So, it must be some memory issue or limitation on my (...) machine.

It is not. While you did not provide a reproducible example under normal conditions (with sensible __add__ and `getitem' implementations) following function:

lambda x, y: x[1] + y[1]

is not a valid valid choice for reduceByKey. Function you pass to reduceByKey has to be associative and commutative. Obviously it should take arguments of the same type as the return type.

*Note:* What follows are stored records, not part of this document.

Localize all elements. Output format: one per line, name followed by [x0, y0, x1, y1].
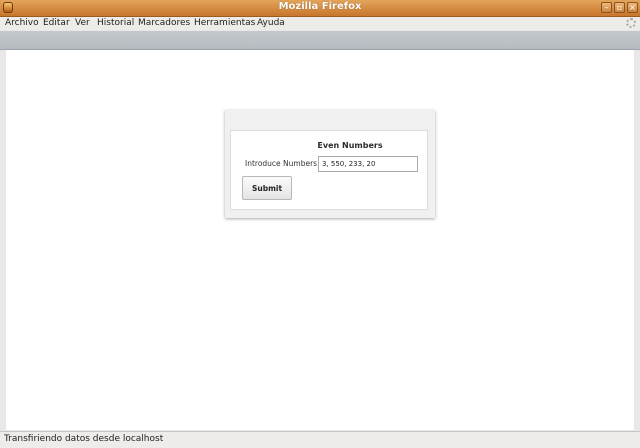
page-content: Even Numbers Introduce Numbers Submit	[6, 50, 634, 430]
form-title: Even Numbers	[317, 141, 383, 150]
form-card: Even Numbers Introduce Numbers Submit	[225, 110, 435, 218]
menubar: Archivo Editar Ver Historial Marcadores …	[0, 17, 640, 30]
throbber-icon	[626, 18, 636, 28]
window-title: Mozilla Firefox	[278, 1, 362, 12]
form-container: Even Numbers Introduce Numbers Submit	[230, 130, 428, 210]
menu-ver[interactable]: Ver	[75, 17, 90, 29]
maximize-button[interactable]: ▫	[614, 2, 625, 13]
menu-herramientas[interactable]: Herramientas	[194, 17, 255, 29]
menu-ayuda[interactable]: Ayuda	[257, 17, 285, 29]
menu-editar[interactable]: Editar	[43, 17, 70, 29]
toolbar-area	[0, 31, 640, 50]
window-titlebar[interactable]: Mozilla Firefox – ▫ ×	[0, 0, 640, 17]
window-controls: – ▫ ×	[601, 2, 638, 13]
status-text: Transfiriendo datos desde localhost	[4, 434, 164, 444]
menu-historial[interactable]: Historial	[97, 17, 134, 29]
statusbar: Transfiriendo datos desde localhost	[0, 431, 640, 448]
menu-marcadores[interactable]: Marcadores	[138, 17, 190, 29]
numbers-input[interactable]	[318, 156, 418, 172]
minimize-button[interactable]: –	[601, 2, 612, 13]
numbers-label: Introduce Numbers	[245, 159, 318, 168]
close-button[interactable]: ×	[627, 2, 638, 13]
submit-button[interactable]: Submit	[242, 176, 292, 200]
menu-archivo[interactable]: Archivo	[5, 17, 39, 29]
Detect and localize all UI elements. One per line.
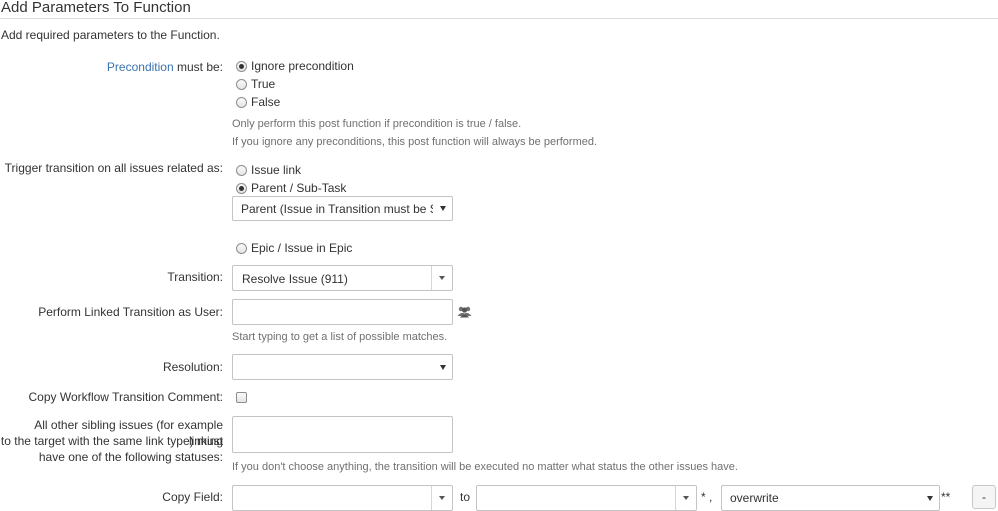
sibling-status-multiselect[interactable] xyxy=(232,416,453,453)
sibling-label-line2: to the target with the same link type) m… xyxy=(0,434,223,448)
radio-button[interactable] xyxy=(236,96,247,108)
copy-field-label: Copy Field: xyxy=(162,490,223,504)
copy-field-mode-select[interactable]: overwrite xyxy=(721,485,940,511)
page-title: Add Parameters To Function xyxy=(1,0,191,16)
radio-button[interactable] xyxy=(236,78,247,90)
trigger-option-epic[interactable]: Epic / Issue in Epic xyxy=(236,240,352,256)
chevron-down-icon xyxy=(439,276,445,280)
transition-select[interactable]: Resolve Issue (911) xyxy=(232,265,453,291)
linked-user-label: Perform Linked Transition as User: xyxy=(38,305,223,319)
linked-user-help: Start typing to get a list of possible m… xyxy=(232,331,448,343)
copy-field-target-select[interactable] xyxy=(476,485,697,511)
radio-button[interactable] xyxy=(236,242,247,254)
sibling-label-line3: have one of the following statuses: xyxy=(38,450,223,464)
trigger-label: Trigger transition on all issues related… xyxy=(4,161,223,175)
precondition-help-2: If you ignore any preconditions, this po… xyxy=(232,136,598,148)
precondition-link[interactable]: Precondition xyxy=(107,60,174,74)
copy-field-double-asterisk: ** xyxy=(941,490,951,504)
radio-button[interactable] xyxy=(236,164,247,176)
precondition-help-1: Only perform this post function if preco… xyxy=(232,118,522,130)
copy-comment-label: Copy Workflow Transition Comment: xyxy=(28,390,223,404)
linked-user-input[interactable] xyxy=(232,299,453,325)
precondition-option-false[interactable]: False xyxy=(236,94,280,110)
resolution-select[interactable] xyxy=(232,354,453,380)
trigger-option-issue-link[interactable]: Issue link xyxy=(236,162,301,178)
radio-button[interactable] xyxy=(236,60,247,72)
sibling-help: If you don't choose anything, the transi… xyxy=(232,461,738,473)
chevron-down-icon xyxy=(927,496,933,501)
trigger-option-parent[interactable]: Parent / Sub-Task xyxy=(236,180,346,196)
precondition-option-ignore[interactable]: Ignore precondition xyxy=(236,58,354,74)
title-divider xyxy=(0,18,998,19)
precondition-option-true[interactable]: True xyxy=(236,76,275,92)
remove-copy-field-button[interactable]: - xyxy=(972,485,996,509)
precondition-label: Precondition must be: xyxy=(106,60,223,74)
chevron-down-icon xyxy=(440,365,446,370)
chevron-down-icon xyxy=(683,496,689,500)
copy-field-to-text: to xyxy=(460,490,471,504)
copy-comment-checkbox[interactable] xyxy=(236,392,247,403)
chevron-down-icon xyxy=(439,496,445,500)
user-picker-icon[interactable] xyxy=(457,305,472,321)
copy-field-source-select[interactable] xyxy=(232,485,453,511)
copy-field-asterisk: * , xyxy=(701,490,713,504)
transition-label: Transition: xyxy=(167,270,223,284)
resolution-label: Resolution: xyxy=(162,360,223,374)
radio-button[interactable] xyxy=(236,182,247,194)
chevron-down-icon xyxy=(440,206,446,211)
page-description: Add required parameters to the Function. xyxy=(1,28,220,42)
parent-relation-select[interactable]: Parent (Issue in Transition must be Su xyxy=(232,196,453,221)
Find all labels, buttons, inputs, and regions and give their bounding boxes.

With Python 3.5+ annotations:

from typing import TypeVar

T = TypeVar('T')

def (t1: T, t2: T) -> T:
    return ...

Why function you use doesn't always fail? Because its behavior depends on the data distribution. Let's say you have tuples of shape (string, (string, float)):

will_succeed = sc.parallelize([
  ("a", ("foo", 1.0)), ("a", ("bar", 1.0)),
  ("b", ("foo", 1.0)), ("b", ("bar", 1.0))
], 2)

will_succeed.reduceByKey(lambda x, y: x[1] + y[1]).collect()
[('b', 2.0), ('a', 2.0)]

vs.:

will_fail = sc.parallelize([
  ("a", ("foo", 1.0)), ("a", ("bar", 1.0)), ("a", ("baz", 1.0)),
  ("b", ("foo", 1.0)), ("b", ("bar", 1.0))
], 2)

will_fail.reduceByKey(lambda x, y: x[1] + y[1]).collect()
TypeError: 'float' object is not subscriptable
...

In the first case order of execution for key a will be:

f(("foo", 1.0), ("bar", 1.0))
2.0

where f your function. In the second case it will be equivalent (not necessarily in this order) to:

f(f(("foo", 1.0),  ("bar", 1.0)), ("baz", 1.0))
f(2.0, ("baz", 1.0))
exception!

Correct solution could be:

from operator import itemgetter, add

# will fail no more
will_fail.mapValues(itemgetter(1)).reduceByKey(add) 

It is also possible to use one combineByKey and aggregateByKey:

will_fail.combineByKey(itemgetter(1), lambda x, y: x + y[1], add)